Goby compact alignments can be analyzed efficiently with many tools offered in the Goby toolbox.

Aligning with Goby compact reads to Goby alignment format:

FASTA/FASTQ input data files can be converted to the Goby compact format. The Goby read format supports parallelization and the definition of meta-data about the experiment. The following shows how to convert FASTA/Fastq to the Goby read format and how to proceed with the alignment.

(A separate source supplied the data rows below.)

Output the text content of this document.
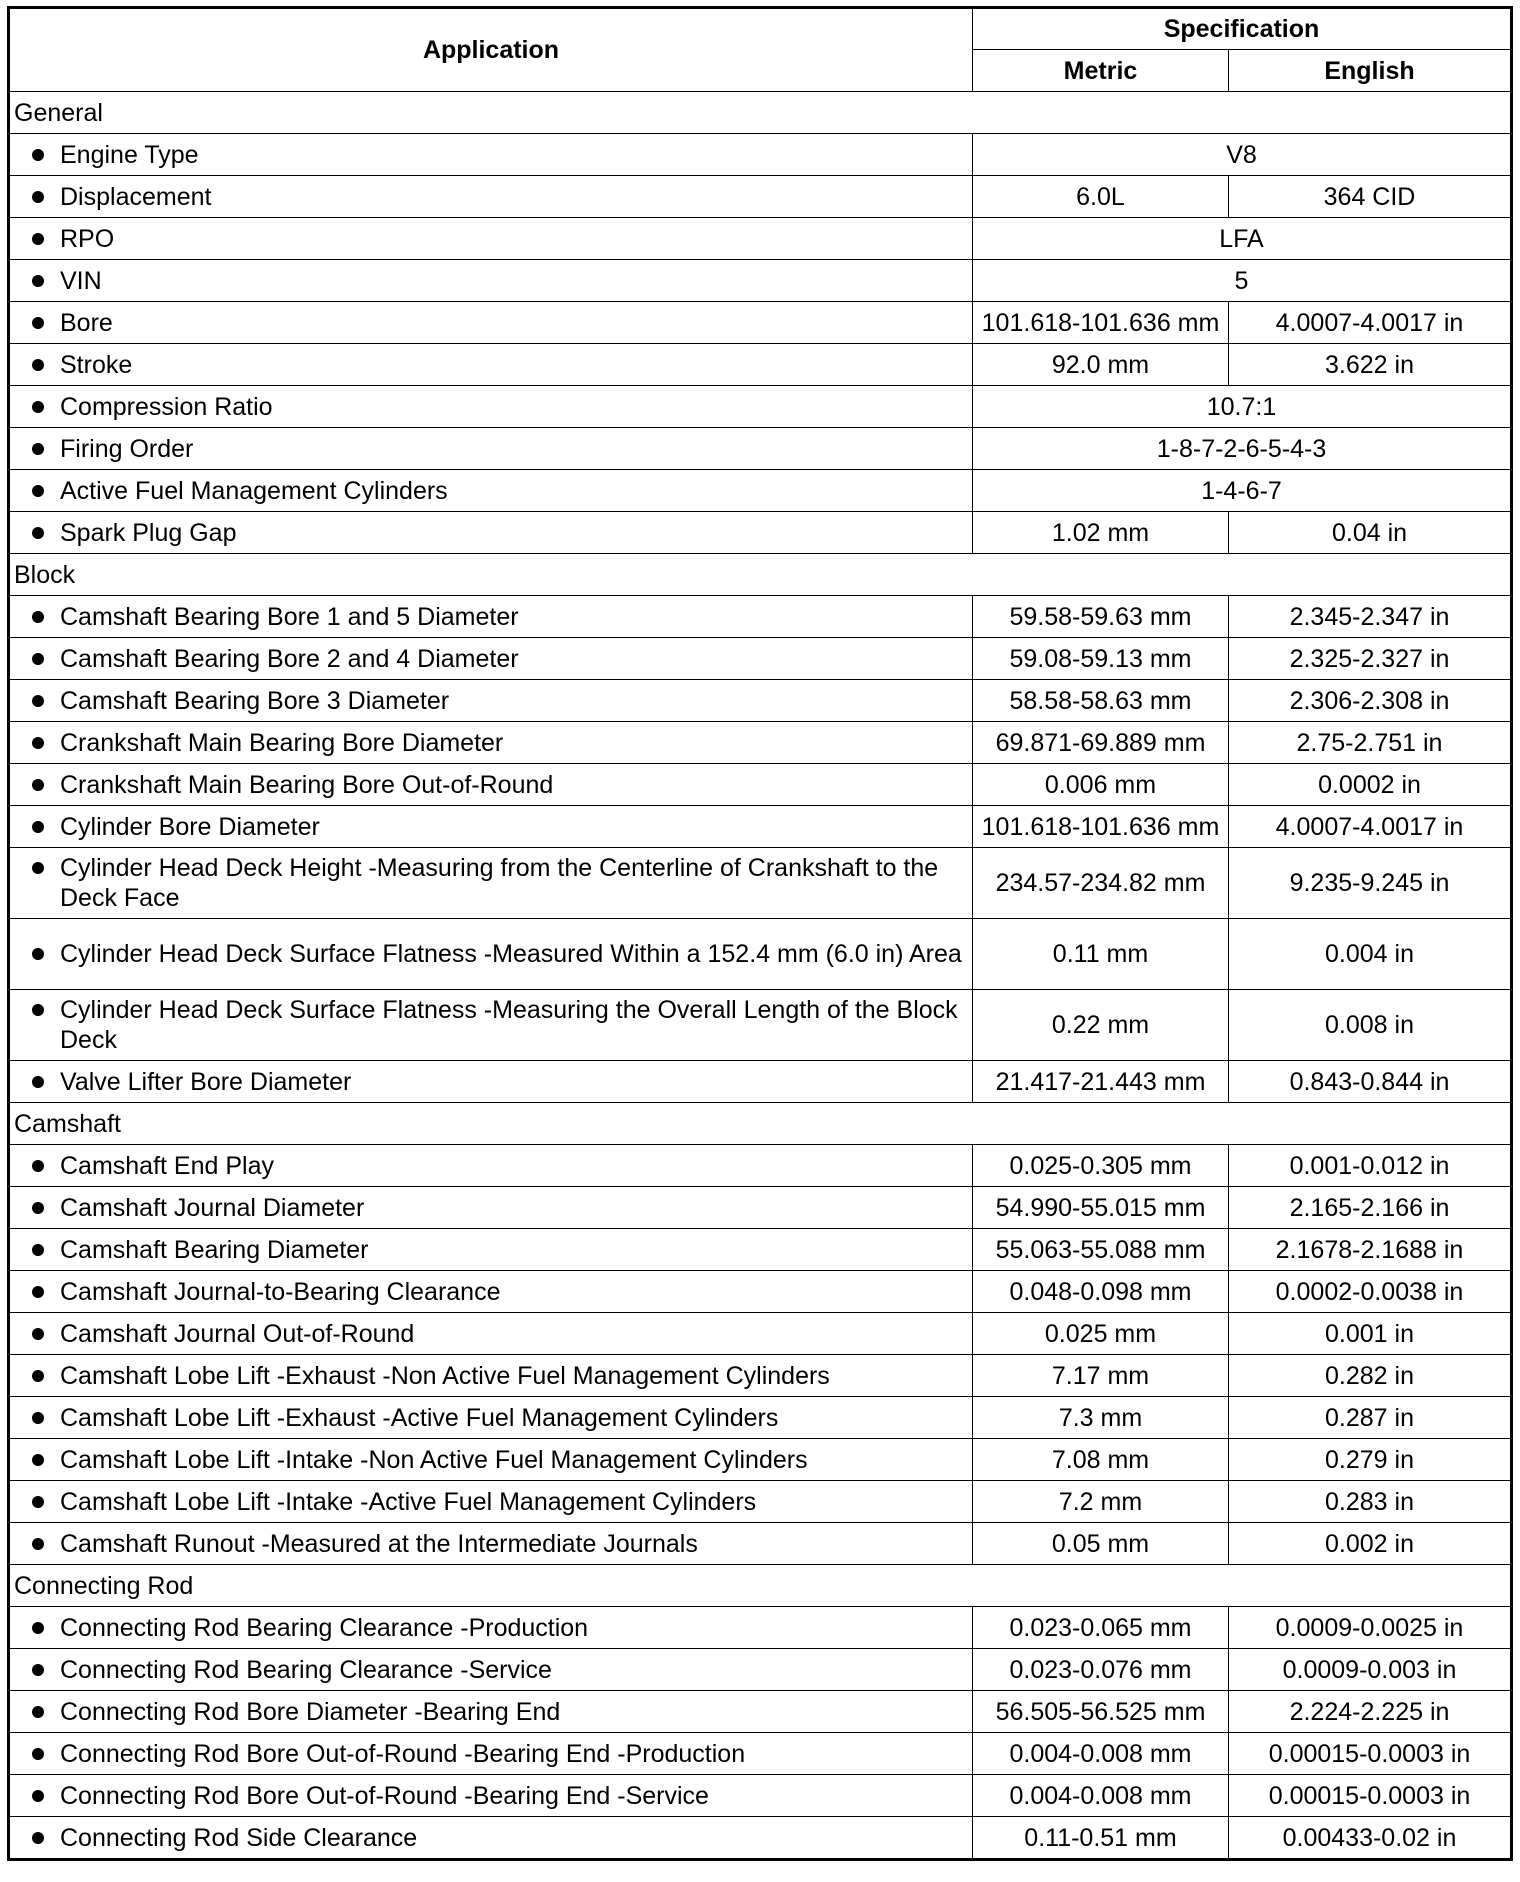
Application	Specification	
	Metric	English
General		

Engine Type	V8	

Displacement	6.0L	364 CID

RPO	LFA	

VIN	5	

Bore	101.618-101.636 mm	4.0007-4.0017 in

Stroke	92.0 mm	3.622 in

Compression Ratio	10.7:1	

Firing Order	1-8-7-2-6-5-4-3	

Active Fuel Management Cylinders	1-4-6-7	

Spark Plug Gap	1.02 mm	0.04 in
Block		

Camshaft Bearing Bore 1 and 5 Diameter	59.58-59.63 mm	2.345-2.347 in

Camshaft Bearing Bore 2 and 4 Diameter	59.08-59.13 mm	2.325-2.327 in

Camshaft Bearing Bore 3 Diameter	58.58-58.63 mm	2.306-2.308 in

Crankshaft Main Bearing Bore Diameter	69.871-69.889 mm	2.75-2.751 in

Crankshaft Main Bearing Bore Out-of-Round	0.006 mm	0.0002 in

Cylinder Bore Diameter	101.618-101.636 mm	4.0007-4.0017 in

Cylinder Head Deck Height -Measuring from the Centerline of Crankshaft to the Deck Face	234.57-234.82 mm	9.235-9.245 in

Cylinder Head Deck Surface Flatness -Measured Within a 152.4 mm (6.0 in) Area	0.11 mm	0.004 in

Cylinder Head Deck Surface Flatness -Measuring the Overall Length of the Block Deck	0.22 mm	0.008 in

Valve Lifter Bore Diameter	21.417-21.443 mm	0.843-0.844 in
Camshaft		

Camshaft End Play	0.025-0.305 mm	0.001-0.012 in

Camshaft Journal Diameter	54.990-55.015 mm	2.165-2.166 in

Camshaft Bearing Diameter	55.063-55.088 mm	2.1678-2.1688 in

Camshaft Journal-to-Bearing Clearance	0.048-0.098 mm	0.0002-0.0038 in

Camshaft Journal Out-of-Round	0.025 mm	0.001 in

Camshaft Lobe Lift -Exhaust -Non Active Fuel Management Cylinders	7.17 mm	0.282 in

Camshaft Lobe Lift -Exhaust -Active Fuel Management Cylinders	7.3 mm	0.287 in

Camshaft Lobe Lift -Intake -Non Active Fuel Management Cylinders	7.08 mm	0.279 in

Camshaft Lobe Lift -Intake -Active Fuel Management Cylinders	7.2 mm	0.283 in

Camshaft Runout -Measured at the Intermediate Journals	0.05 mm	0.002 in
Connecting Rod		

Connecting Rod Bearing Clearance -Production	0.023-0.065 mm	0.0009-0.0025 in

Connecting Rod Bearing Clearance -Service	0.023-0.076 mm	0.0009-0.003 in

Connecting Rod Bore Diameter -Bearing End	56.505-56.525 mm	2.224-2.225 in

Connecting Rod Bore Out-of-Round -Bearing End -Production	0.004-0.008 mm	0.00015-0.0003 in

Connecting Rod Bore Out-of-Round -Bearing End -Service	0.004-0.008 mm	0.00015-0.0003 in

Connecting Rod Side Clearance	0.11-0.51 mm	0.00433-0.02 in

goby fasta-to-compact data/reads/goby-mouse-reads-sample.fasta.gz
bwa aln -t 16 -f alignment.sai data/reference/mm9/chr1.fa.gz data/reads/goby-mouse-reads-sample.compact-reads
bwa samse -F goby -f goby-sample data/reference/mm9/chr1.fa.gz alignment.sai data/reads/goby-mouse-reads-sample.compact-reads

Generate wiggle file

Count information can be produced from this alignment (goby 3g is a shortcut for java -Xmx3g -jar goby.jar. the shortcut will work if you have installed Goby and included the distribution directory in your path, see configuration instructions for details).

 goby 3g alignment-to-counts goby-sample

This command produces a highly compressed, base-resolution histogram of read coverage:

-rw-r--r-- 1 204K  goby-sample.counts
These counts can be converted to the wiggle format for visualization on the UCSC genome browser.

goby 3g counts-to-wiggle goby-sample --resolution 1
gobyweb icb 3.4M goby-sample-all.wig.gz

Try uploading the file produced (i.e., goby-sample-all.wig.gz) to the UCSC Genome Browser. If the file is too large for upload, you may have to reduce the resolution argument to bin counts in larger windows. For instance, with windows of 20 bp:

goby 3g counts-to-wiggle goby-sample --resolution 20
278K goby-sample-all.wig.gz

If you prefer BED format to the wiggle format, use the mode counts-to-bedgraph, which operate similarly to counts-to-wiggle.